Location: Foreign Disease-Weed Science
Title: E-probe Diagnostic Nucleic acid Analysis (EDNA): A theoretical approach for handling of next generation sequencing data for diagnostics Authors
|Stobbe, Anthony -|
|Daniels, Jon -|
|Espindola, Andres -|
|Verma, Ruchi -|
|Melcher, Ulrich -|
|Ochoa-Corona, Francisco -|
|Garzon, Carla -|
|Fletcher, Jacqueline -|
Submitted to: Journal of Microbiological Methods
Publication Type: Peer Reviewed Journal
Publication Acceptance Date: July 2, 2013
Publication Date: July 16, 2013
Citation: Stobbe, A., Daniels, J., Espindola, A., Verma, R., Melcher, U., Ochoa-Corona, F., Garzon, C., Fletcher, J., Schneider, W.L. 2013. E-probe Diagnostic Nucleic acid Analysis (EDNA): A theoretical approach for handling of next generation sequencing data for diagnostics. Journal of Microbiological Methods. 94:356-366. Interpretive Summary: One of the most critical weapons in the fight against plant diseases is early detection, the ability to correctly identify the microbe that is causing a given disease outbreak. Many plant disease detection assays exist, but the vast majority of these assays are limited to identifying a single microbe at a time. A new technology, called next-generation sequencing, was developed for determining the genetic sequence of organisms. This technology has been used as a tool to detect microbes, but the huge amount of data generated by the technology makes next-generation sequencing microbe detection difficult and unwieldy. To correct this problem, a new computer software tool was developed, called E-probe Diagnostic Nucleic acid Assay (EDNA). This tool has the ability to ignore a lot of the less useful information that is generated by next-generation sequencing technologies, seeking out microbial sequences of interest in a manner similar to a Google search of web pages. This technology represents a significant step forward in turning a highly powerful sequencing technology into a very useful plant disease detection technology.
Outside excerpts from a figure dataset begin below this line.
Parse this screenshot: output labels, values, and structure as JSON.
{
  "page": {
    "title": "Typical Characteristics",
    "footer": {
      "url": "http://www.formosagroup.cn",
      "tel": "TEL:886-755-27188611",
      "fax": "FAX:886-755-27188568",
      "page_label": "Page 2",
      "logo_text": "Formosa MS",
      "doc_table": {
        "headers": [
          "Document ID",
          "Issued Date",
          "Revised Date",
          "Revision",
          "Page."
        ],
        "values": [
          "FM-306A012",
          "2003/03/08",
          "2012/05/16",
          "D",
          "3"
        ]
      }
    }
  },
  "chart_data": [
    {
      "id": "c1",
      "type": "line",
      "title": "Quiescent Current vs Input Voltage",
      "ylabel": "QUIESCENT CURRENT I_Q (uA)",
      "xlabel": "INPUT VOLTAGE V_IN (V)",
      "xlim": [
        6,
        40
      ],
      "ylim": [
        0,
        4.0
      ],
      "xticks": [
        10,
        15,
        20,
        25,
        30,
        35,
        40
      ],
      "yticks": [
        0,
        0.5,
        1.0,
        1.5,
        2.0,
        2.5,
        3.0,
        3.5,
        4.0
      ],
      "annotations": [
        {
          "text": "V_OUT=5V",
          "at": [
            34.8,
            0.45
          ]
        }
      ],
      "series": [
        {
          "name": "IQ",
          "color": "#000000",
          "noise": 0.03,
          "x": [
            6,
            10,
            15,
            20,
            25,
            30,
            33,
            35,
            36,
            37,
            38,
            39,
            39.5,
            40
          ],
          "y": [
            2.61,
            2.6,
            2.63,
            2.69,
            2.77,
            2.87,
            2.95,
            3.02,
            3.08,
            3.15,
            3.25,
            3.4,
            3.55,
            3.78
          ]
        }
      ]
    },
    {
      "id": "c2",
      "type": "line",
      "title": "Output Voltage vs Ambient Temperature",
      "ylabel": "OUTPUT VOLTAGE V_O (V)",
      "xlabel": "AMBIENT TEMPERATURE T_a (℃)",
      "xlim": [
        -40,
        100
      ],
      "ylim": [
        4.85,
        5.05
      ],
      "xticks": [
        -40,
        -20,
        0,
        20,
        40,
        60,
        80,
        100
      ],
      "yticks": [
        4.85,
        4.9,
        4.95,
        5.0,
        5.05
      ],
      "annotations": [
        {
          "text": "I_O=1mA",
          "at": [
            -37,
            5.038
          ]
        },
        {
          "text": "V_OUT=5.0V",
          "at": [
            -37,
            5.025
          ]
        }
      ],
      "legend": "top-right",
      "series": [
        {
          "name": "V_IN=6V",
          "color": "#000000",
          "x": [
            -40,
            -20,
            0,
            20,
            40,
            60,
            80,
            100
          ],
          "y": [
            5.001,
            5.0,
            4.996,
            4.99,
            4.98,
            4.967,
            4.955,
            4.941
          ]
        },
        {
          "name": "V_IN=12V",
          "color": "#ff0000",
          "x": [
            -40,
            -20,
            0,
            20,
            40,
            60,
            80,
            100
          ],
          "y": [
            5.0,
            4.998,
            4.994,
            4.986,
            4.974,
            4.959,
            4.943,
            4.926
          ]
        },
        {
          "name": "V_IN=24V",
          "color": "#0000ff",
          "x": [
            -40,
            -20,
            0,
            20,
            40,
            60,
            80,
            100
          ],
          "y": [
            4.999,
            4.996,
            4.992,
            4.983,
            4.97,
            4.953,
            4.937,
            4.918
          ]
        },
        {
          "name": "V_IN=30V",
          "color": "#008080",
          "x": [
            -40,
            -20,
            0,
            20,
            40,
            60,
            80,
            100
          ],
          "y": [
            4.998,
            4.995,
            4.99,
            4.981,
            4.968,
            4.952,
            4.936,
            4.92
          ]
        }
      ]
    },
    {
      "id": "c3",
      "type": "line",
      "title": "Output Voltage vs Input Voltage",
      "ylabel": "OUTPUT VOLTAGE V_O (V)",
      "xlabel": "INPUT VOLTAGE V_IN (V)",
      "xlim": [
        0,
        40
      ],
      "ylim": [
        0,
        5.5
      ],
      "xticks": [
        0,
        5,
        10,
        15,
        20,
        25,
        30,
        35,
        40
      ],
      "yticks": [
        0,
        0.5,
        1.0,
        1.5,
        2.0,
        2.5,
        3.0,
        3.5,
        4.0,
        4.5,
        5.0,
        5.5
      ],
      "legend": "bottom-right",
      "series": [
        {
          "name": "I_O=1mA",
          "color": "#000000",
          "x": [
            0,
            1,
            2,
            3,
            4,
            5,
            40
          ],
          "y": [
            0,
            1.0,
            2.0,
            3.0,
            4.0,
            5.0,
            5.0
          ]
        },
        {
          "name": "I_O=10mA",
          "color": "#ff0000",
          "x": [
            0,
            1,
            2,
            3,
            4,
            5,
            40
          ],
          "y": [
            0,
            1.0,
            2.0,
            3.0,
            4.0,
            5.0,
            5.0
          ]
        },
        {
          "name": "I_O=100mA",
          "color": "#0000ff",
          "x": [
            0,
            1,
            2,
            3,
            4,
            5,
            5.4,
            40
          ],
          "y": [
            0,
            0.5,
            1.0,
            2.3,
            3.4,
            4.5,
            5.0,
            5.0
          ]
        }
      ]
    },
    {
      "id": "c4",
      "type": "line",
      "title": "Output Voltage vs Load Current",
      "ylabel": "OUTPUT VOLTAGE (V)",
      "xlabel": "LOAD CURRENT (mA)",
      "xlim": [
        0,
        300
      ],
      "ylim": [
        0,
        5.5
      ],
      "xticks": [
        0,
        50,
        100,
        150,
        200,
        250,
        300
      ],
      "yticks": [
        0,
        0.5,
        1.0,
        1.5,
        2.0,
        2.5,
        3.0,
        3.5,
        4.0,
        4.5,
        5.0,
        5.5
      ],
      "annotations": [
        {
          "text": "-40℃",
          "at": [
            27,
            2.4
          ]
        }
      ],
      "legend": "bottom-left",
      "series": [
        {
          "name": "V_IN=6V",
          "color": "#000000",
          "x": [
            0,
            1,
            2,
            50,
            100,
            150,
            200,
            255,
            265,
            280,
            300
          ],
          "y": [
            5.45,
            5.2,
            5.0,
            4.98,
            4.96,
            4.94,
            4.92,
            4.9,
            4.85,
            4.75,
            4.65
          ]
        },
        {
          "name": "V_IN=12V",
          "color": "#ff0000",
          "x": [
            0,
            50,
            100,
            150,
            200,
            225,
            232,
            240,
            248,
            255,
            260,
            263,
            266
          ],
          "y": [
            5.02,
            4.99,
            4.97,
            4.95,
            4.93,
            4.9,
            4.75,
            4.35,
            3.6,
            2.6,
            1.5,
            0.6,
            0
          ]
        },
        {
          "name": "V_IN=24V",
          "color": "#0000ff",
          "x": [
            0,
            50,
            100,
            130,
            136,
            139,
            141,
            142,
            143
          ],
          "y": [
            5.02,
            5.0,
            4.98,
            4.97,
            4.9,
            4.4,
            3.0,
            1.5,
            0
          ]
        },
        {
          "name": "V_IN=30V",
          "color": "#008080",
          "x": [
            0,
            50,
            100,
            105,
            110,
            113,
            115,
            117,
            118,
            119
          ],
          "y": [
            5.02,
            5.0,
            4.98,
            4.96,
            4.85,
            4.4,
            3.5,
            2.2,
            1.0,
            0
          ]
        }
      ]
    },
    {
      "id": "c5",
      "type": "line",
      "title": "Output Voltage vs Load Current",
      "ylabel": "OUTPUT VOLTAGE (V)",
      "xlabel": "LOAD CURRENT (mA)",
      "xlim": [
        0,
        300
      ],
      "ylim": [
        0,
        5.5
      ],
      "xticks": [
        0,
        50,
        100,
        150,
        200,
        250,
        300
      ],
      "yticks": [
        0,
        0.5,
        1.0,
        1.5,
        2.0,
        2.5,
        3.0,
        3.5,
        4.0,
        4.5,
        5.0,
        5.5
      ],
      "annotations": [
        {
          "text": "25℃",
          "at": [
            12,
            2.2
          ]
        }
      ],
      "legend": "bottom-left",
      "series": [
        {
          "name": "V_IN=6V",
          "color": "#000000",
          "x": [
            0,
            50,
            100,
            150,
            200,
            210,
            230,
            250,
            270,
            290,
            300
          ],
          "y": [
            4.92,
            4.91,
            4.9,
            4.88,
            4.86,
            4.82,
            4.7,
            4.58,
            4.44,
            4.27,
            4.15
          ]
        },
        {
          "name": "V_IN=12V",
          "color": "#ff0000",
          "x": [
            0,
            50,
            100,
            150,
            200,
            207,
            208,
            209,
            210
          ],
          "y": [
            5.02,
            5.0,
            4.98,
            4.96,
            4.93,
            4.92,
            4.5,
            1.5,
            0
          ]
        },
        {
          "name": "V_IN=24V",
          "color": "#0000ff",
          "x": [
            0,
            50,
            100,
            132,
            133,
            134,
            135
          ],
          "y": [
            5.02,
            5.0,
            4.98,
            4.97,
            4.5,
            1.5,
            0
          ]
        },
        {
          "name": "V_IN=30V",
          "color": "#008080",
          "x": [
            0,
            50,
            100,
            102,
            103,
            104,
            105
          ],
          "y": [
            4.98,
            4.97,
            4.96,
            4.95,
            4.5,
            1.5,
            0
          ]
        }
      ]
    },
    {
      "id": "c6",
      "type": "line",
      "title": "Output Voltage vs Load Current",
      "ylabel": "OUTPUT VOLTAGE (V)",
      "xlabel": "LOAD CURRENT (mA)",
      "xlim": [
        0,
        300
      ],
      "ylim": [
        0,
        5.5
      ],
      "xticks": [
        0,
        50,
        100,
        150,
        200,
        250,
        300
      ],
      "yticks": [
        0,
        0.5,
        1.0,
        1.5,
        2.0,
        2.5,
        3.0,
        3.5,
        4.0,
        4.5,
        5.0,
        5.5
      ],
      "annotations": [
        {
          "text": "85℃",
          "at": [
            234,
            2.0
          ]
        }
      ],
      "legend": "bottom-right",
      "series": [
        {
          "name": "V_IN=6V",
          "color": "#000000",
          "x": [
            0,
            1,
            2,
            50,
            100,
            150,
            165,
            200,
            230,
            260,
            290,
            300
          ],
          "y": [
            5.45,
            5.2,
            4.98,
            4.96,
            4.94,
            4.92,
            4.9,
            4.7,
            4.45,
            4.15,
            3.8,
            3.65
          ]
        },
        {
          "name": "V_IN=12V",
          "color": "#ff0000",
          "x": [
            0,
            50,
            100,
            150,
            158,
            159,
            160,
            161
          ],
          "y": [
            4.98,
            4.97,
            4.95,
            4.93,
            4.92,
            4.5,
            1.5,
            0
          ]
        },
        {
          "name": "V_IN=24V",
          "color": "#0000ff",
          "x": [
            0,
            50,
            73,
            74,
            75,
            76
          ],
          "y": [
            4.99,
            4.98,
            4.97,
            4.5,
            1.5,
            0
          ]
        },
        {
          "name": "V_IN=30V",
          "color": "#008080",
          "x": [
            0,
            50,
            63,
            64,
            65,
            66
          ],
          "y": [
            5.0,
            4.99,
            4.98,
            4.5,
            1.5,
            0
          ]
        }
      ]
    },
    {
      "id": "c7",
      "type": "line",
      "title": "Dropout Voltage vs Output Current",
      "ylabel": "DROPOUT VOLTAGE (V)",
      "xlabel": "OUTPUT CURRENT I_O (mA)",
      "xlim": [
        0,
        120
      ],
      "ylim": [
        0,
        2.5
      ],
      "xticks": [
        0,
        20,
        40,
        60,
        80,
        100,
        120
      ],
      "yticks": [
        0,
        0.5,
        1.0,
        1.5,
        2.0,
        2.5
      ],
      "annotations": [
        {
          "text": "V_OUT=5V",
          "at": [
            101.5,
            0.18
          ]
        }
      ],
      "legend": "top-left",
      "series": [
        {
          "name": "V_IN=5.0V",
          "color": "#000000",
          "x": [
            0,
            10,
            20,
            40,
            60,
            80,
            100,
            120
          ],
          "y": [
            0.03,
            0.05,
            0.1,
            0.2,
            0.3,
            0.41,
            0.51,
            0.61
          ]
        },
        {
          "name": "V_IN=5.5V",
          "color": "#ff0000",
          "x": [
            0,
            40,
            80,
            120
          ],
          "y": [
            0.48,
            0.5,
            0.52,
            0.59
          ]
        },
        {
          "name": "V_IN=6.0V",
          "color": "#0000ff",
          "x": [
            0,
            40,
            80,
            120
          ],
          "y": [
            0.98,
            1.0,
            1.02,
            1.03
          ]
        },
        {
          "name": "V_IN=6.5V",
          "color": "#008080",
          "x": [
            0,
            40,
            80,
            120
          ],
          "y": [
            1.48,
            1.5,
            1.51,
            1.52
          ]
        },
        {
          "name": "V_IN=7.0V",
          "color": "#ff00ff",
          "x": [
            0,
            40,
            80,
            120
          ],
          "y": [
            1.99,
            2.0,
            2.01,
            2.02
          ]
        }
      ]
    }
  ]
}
Technical Abstract: There are many plant pathogen-specific diagnostic assays, based on PCR and immune-detection. However, the ability to test for large numbers of pathogens simultaneously is lacking. Next generation sequencing (NGS) allows one to detect all organisms within a given sample, but has computational limitations during assembly and similarity searching of sequence data which extend the time needed to make a diagnostic decision. To minimize the amount of bioinformatic processing time needed, unique pathogen-specific sequences (termed e-probes) were designed to be used in searches of unassembled, non-quality checked, sequence data. E-probes have been designed and tested for several select phytopathogens, including an RNA virus, a DNA virus, bacteria, fungi, and an oomycete, illustrating the ability to detect several diverse plant pathogens. E-probes of 80 or more nucleotides in length provided satisfactory levels of specificity. The number of e-probes designed for each pathogen varied with the genome size of the pathogen. To give confidence to diagnostic calls, a statistical method of determining the presence of a given pathogen was developed, in which target e-probe signal (detection signal) are compared to a decoy set of e-probe signal (background signal). The E-probe Diagnostic Nucleic acid Assay (EDNA) process provides the framework for a new sequence-based detection system which eliminates the need for assembly of NGS data.